Не-ет, всеобщее, вообще-то, среднее — классов шесть — он, конечно, закончил. Это не беспокойтесь. Мог бы и не шесть, а двадцать шесть кончить, но аккурат к тому классу у него померла маманя. Она в булочной работала — врубаетесь? Время трудное, пайки учительские — известно какие, Леня, конечно, мальчик трудный, но зато маманя у Лени на хлеборезке стоит. С такой маманей он и до члена-корреспондента мог бы спокойненько доучиться, ан не получилось — мамка померла, и Леньку из шестого класса сразу же поперли. Совершенно, конечно, правильно поперли: ему уже лет семнадцать было, и он на учительниц своими усами плохо, говорят, очень влиял.
Ну, короче, кончил он среднее образование, тут его и баянистом в Дом культуры взяли. При самодеятельности, при танцорках — плохо ли подростку-переростку? Они, танцорки те, целыми вечерами возле него подолами веют, Леньку не стесняются, переодеваются прямо за кулисами, а он только шибче на клавиши жмет да веселее варежку разевает.

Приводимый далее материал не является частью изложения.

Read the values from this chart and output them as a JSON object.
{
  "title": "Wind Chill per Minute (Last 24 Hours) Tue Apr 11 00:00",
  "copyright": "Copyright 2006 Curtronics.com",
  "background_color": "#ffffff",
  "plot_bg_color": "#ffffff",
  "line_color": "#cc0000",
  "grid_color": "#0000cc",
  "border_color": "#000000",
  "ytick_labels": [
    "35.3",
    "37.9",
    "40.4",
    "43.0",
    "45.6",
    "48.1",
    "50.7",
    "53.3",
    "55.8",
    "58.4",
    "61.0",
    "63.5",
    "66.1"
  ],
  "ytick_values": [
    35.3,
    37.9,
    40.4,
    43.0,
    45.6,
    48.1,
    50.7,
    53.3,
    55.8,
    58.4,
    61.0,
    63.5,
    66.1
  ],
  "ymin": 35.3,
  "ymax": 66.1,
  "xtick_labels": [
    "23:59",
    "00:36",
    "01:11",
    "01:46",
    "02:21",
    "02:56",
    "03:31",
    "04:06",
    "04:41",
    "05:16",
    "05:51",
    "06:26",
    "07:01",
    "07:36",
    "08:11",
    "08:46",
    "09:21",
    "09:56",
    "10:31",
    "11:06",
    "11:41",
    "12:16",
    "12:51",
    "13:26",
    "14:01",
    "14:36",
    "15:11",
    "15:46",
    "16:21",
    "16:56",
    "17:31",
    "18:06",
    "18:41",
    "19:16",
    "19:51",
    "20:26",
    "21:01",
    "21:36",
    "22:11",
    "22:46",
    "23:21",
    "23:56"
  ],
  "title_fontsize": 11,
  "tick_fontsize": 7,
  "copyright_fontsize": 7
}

Но и девчонки, чего уж кривить, вниманием его не обделяли. В автобусе после выступления в каком-нибудь колхозе едут, глядишь, то одна, то другая — на плечике Ленином дремлет. Дело, конечно, понятное. Он, всем известно, может, и дурак-дураком, но у него от матери и дом остался, и обстановка, и швейная машина, и огорода двенадцать соток, худо ли?
Только, по-моему, Леньку баловство это — в смысле продолжения рода — не очень-то интересовало. Он, по-моему, даже и не женился, кажется, ни разу.
Отыграет в своем Доме культуры, придет домой, сядет у окошка, как бабулька старая, и — глядит! Окна у него на запад, вот он сидит и на закат любуется.